Editoriale | Effetto umano

Copertina Mark Up 304 novembre 2021
Inseguiamo i big data, ma non perdiamo di vista l’intuito: la via per innovare è nelle idee, nell’osservazione sul campo, nell’ascolto empatico. Nei dati non ci sono “colpi di genio”

L’abbiamo scritto, lo abbiamo detto e ripetuto, i dati oggi sono importanti, un Crm evoluto fa la differenza, l’intelligenza artificiale può fattivamente prendere decisioni veloci e informate (dai dati per l’appunto) in maniera automatica, così come i dati possono dare la misura se un’azione di marketing sta andando o è andata per il verso giusto, ottenendo i risultati prefissati. Migliaia di laureati in statistica hanno trovato nuovi sbocchi grazie ai dati, informatici, ingegneri, matematici studiano in tutto il mondo nuovi algoritmi, sempre più precisi, più profondi per dare vita a strumenti di lettura della realtà altrettanto puntuali. Una strada che le aziende non possono certo ignorare ma basta e basterà? La risposta è no, tutti questi dati, questi algoritmi, da soli non bastano, se non sono uniti al fattore umano, all’intuito, alla conoscenza del mercato, all’approfondimento. Non pensiamo che i big data aprano la strada all’innovazione, è l’opposto, servono a verificare l’intuizione umana: l’osservazione di ciò che accade di per sé non porta al cambiamento, se utilizzata come guida porta ad affinare ciò che già si sta facendo ma non a intraprendere nuove strade.

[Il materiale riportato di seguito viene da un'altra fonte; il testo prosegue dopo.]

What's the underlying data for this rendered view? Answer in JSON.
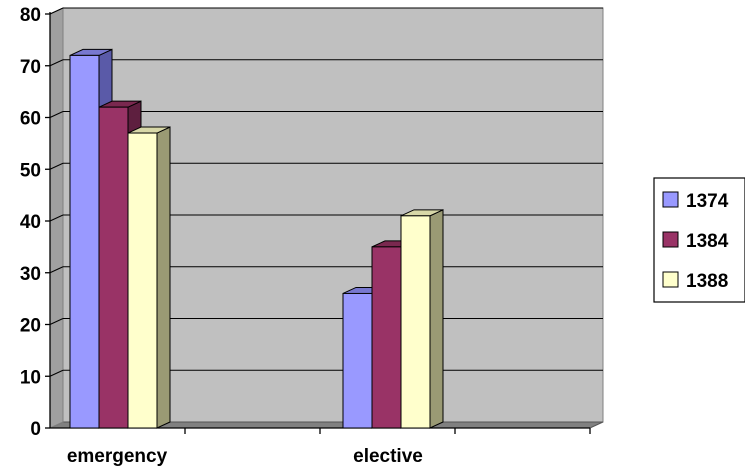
{
  "chart_data": {
    "type": "bar",
    "style": "3d-clustered-column",
    "categories": [
      "emergency",
      "elective"
    ],
    "series": [
      {
        "name": "1374",
        "values": [
          72,
          26
        ],
        "color": "#9999ff",
        "side": "#5a5aa8",
        "top": "#7878d0"
      },
      {
        "name": "1384",
        "values": [
          62,
          35
        ],
        "color": "#993366",
        "side": "#5e1f3f",
        "top": "#7a284f"
      },
      {
        "name": "1388",
        "values": [
          57,
          41
        ],
        "color": "#ffffcc",
        "side": "#9a9a74",
        "top": "#d8d8a8"
      }
    ],
    "title": "",
    "xlabel": "",
    "ylabel": "",
    "ylim": [
      0,
      80
    ],
    "y_ticks": [
      "0",
      "10",
      "20",
      "30",
      "40",
      "50",
      "60",
      "70",
      "80"
    ],
    "grid": true,
    "legend_position": "right",
    "plot_background": "#c0c0c0"
  }
}
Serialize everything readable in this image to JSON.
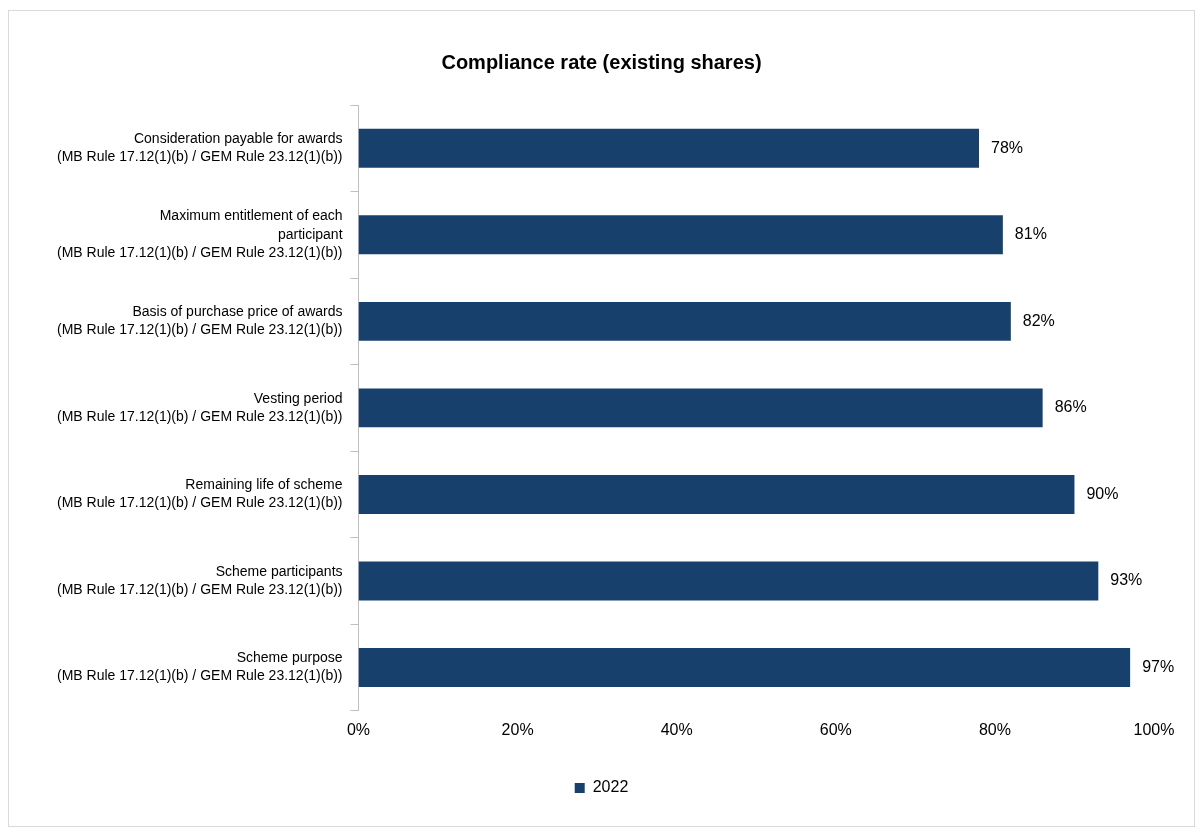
{
  "chart_data": {
    "type": "bar",
    "orientation": "horizontal",
    "title": "Compliance rate (existing shares)",
    "categories": [
      "Consideration payable for awards (MB Rule 17.12(1)(b) / GEM Rule 23.12(1)(b))",
      "Maximum entitlement of each participant (MB Rule 17.12(1)(b) / GEM Rule 23.12(1)(b))",
      "Basis of purchase price of awards (MB Rule 17.12(1)(b) / GEM Rule 23.12(1)(b))",
      "Vesting period (MB Rule 17.12(1)(b) / GEM Rule 23.12(1)(b))",
      "Remaining life of scheme (MB Rule 17.12(1)(b) / GEM Rule 23.12(1)(b))",
      "Scheme participants (MB Rule 17.12(1)(b) / GEM Rule 23.12(1)(b))",
      "Scheme purpose (MB Rule 17.12(1)(b) / GEM Rule 23.12(1)(b))"
    ],
    "series": [
      {
        "name": "2022",
        "color": "#17406d",
        "values": [
          78,
          81,
          82,
          86,
          90,
          93,
          97
        ],
        "value_labels": [
          "78%",
          "81%",
          "82%",
          "86%",
          "90%",
          "93%",
          "97%"
        ]
      }
    ],
    "xlim": [
      0,
      100
    ],
    "xticks": [
      {
        "value": 0,
        "label": "0%"
      },
      {
        "value": 20,
        "label": "20%"
      },
      {
        "value": 40,
        "label": "40%"
      },
      {
        "value": 60,
        "label": "60%"
      },
      {
        "value": 80,
        "label": "80%"
      },
      {
        "value": 100,
        "label": "100%"
      }
    ],
    "grid": false,
    "legend": "bottom"
  }
}
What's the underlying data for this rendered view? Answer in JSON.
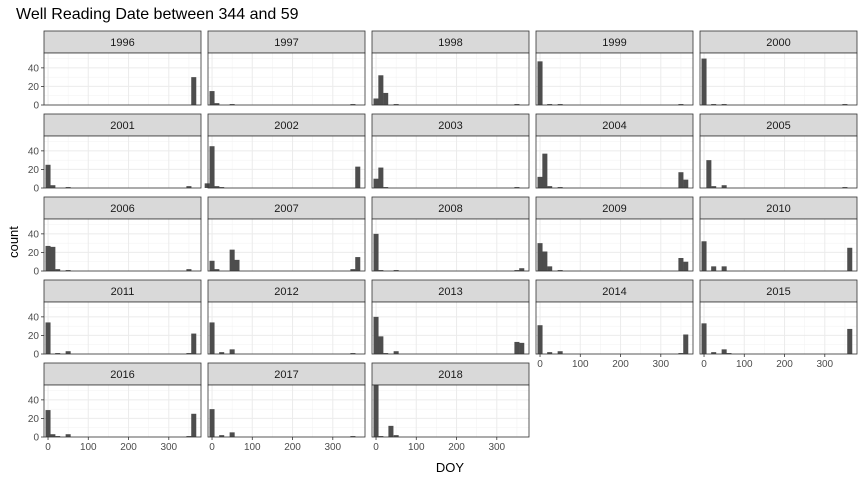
{
  "chart_data": {
    "type": "bar",
    "title": "Well Reading Date between 344 and 59",
    "xlabel": "DOY",
    "ylabel": "count",
    "xlim": [
      -10,
      380
    ],
    "ylim": [
      0,
      56
    ],
    "x_ticks": [
      0,
      100,
      200,
      300
    ],
    "y_ticks": [
      0,
      20,
      40
    ],
    "bin_width": 12.5,
    "bar_color": "#4d4d4d",
    "strip_color": "#d9d9d9",
    "grid": true,
    "facets": [
      {
        "label": "1996",
        "bins": [
          [
            362,
            30
          ]
        ]
      },
      {
        "label": "1997",
        "bins": [
          [
            0,
            15
          ],
          [
            12,
            2
          ],
          [
            50,
            1
          ],
          [
            350,
            1
          ]
        ]
      },
      {
        "label": "1998",
        "bins": [
          [
            0,
            7
          ],
          [
            12,
            32
          ],
          [
            24,
            13
          ],
          [
            50,
            1
          ],
          [
            350,
            1
          ]
        ]
      },
      {
        "label": "1999",
        "bins": [
          [
            0,
            47
          ],
          [
            24,
            1
          ],
          [
            50,
            1
          ],
          [
            350,
            1
          ]
        ]
      },
      {
        "label": "2000",
        "bins": [
          [
            0,
            50
          ],
          [
            24,
            1
          ],
          [
            50,
            1
          ],
          [
            350,
            1
          ]
        ]
      },
      {
        "label": "2001",
        "bins": [
          [
            0,
            25
          ],
          [
            12,
            3
          ],
          [
            50,
            1
          ],
          [
            350,
            2
          ]
        ]
      },
      {
        "label": "2002",
        "bins": [
          [
            -12,
            5
          ],
          [
            0,
            45
          ],
          [
            12,
            2
          ],
          [
            24,
            1
          ],
          [
            362,
            23
          ]
        ]
      },
      {
        "label": "2003",
        "bins": [
          [
            0,
            10
          ],
          [
            12,
            22
          ],
          [
            24,
            1
          ],
          [
            350,
            1
          ]
        ]
      },
      {
        "label": "2004",
        "bins": [
          [
            0,
            12
          ],
          [
            12,
            37
          ],
          [
            24,
            2
          ],
          [
            50,
            1
          ],
          [
            350,
            17
          ],
          [
            362,
            9
          ]
        ]
      },
      {
        "label": "2005",
        "bins": [
          [
            12,
            30
          ],
          [
            24,
            2
          ],
          [
            50,
            3
          ],
          [
            350,
            1
          ]
        ]
      },
      {
        "label": "2006",
        "bins": [
          [
            0,
            27
          ],
          [
            12,
            26
          ],
          [
            24,
            2
          ],
          [
            50,
            1
          ],
          [
            350,
            2
          ]
        ]
      },
      {
        "label": "2007",
        "bins": [
          [
            0,
            11
          ],
          [
            12,
            2
          ],
          [
            50,
            23
          ],
          [
            62,
            12
          ],
          [
            350,
            2
          ],
          [
            362,
            15
          ]
        ]
      },
      {
        "label": "2008",
        "bins": [
          [
            0,
            40
          ],
          [
            12,
            1
          ],
          [
            50,
            1
          ],
          [
            350,
            1
          ],
          [
            362,
            3
          ]
        ]
      },
      {
        "label": "2009",
        "bins": [
          [
            0,
            30
          ],
          [
            12,
            21
          ],
          [
            24,
            5
          ],
          [
            50,
            1
          ],
          [
            350,
            14
          ],
          [
            362,
            10
          ]
        ]
      },
      {
        "label": "2010",
        "bins": [
          [
            0,
            32
          ],
          [
            24,
            5
          ],
          [
            50,
            5
          ],
          [
            362,
            25
          ]
        ]
      },
      {
        "label": "2011",
        "bins": [
          [
            0,
            34
          ],
          [
            24,
            1
          ],
          [
            50,
            3
          ],
          [
            350,
            1
          ],
          [
            362,
            22
          ]
        ]
      },
      {
        "label": "2012",
        "bins": [
          [
            0,
            34
          ],
          [
            24,
            2
          ],
          [
            50,
            5
          ],
          [
            350,
            1
          ]
        ]
      },
      {
        "label": "2013",
        "bins": [
          [
            0,
            40
          ],
          [
            12,
            19
          ],
          [
            24,
            1
          ],
          [
            50,
            3
          ],
          [
            350,
            13
          ],
          [
            362,
            12
          ]
        ]
      },
      {
        "label": "2014",
        "bins": [
          [
            0,
            31
          ],
          [
            24,
            2
          ],
          [
            50,
            3
          ],
          [
            350,
            1
          ],
          [
            362,
            21
          ]
        ]
      },
      {
        "label": "2015",
        "bins": [
          [
            0,
            33
          ],
          [
            24,
            2
          ],
          [
            50,
            5
          ],
          [
            62,
            1
          ],
          [
            362,
            27
          ]
        ]
      },
      {
        "label": "2016",
        "bins": [
          [
            0,
            29
          ],
          [
            12,
            3
          ],
          [
            24,
            1
          ],
          [
            50,
            3
          ],
          [
            350,
            1
          ],
          [
            362,
            25
          ]
        ]
      },
      {
        "label": "2017",
        "bins": [
          [
            0,
            30
          ],
          [
            24,
            2
          ],
          [
            50,
            5
          ],
          [
            350,
            1
          ]
        ]
      },
      {
        "label": "2018",
        "bins": [
          [
            0,
            56
          ],
          [
            12,
            1
          ],
          [
            37,
            12
          ],
          [
            50,
            2
          ]
        ]
      }
    ]
  }
}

Qualcuno dirà che le nuove strade sono pericolose, salti nel buio, certo, ma invece è proprio lì che i dati servono a testare la novità. L’attenzione a ciò che è nuovo e quindi, a livello numerico, marginale non può essere ignorato. Un esempio per tutti, Netflix, guardato da tutti come un esempio da seguire. Una delle “rivoluzioni” di Netflix è stato il “binge watching”, cioè la propensione delle persone a godersi una serie, se non tutta di fila, a colpi di cinque puntate alla volta. I dati di per sé raccontavano che le persone si sentivano in colpa dopo aver passato ore sul divano a divorare una puntata dopo l’altra, ma Netflix, ancora in fasce, parliamo del 2013, assunse Grant McCracken, un antropologo culturale, quanto di più lontano dai dati, per fare una ricerca che prese alcuni mesi e molta osservazione sul campo, il risultato fu che non solo le persone non si sentivano affatto in colpa ma avrebbero goduto di serie rilasciate tutte in sol colpo e fu la fortuna di Netflix.

Morale, il processo di innovazione va fatto al contrario, giustissimo costruirsi un sistema di raccolta e lettura dei dati ma, per guardare al futuro e continuare il cammino dell’innovazione, serve guardare a quelli che si chiamano thick data, dati pregni di informazioni, raccolti vivendo con i propri clienti o prospect, ma non tutti però si possono permettere un McCracken, il metodo migliore per non perdere contatto con la realtà è ascoltare chi vive e lavora sul campo, commesse o venditori, i loro insights sono importanti, come e se non di più degli algoritmi.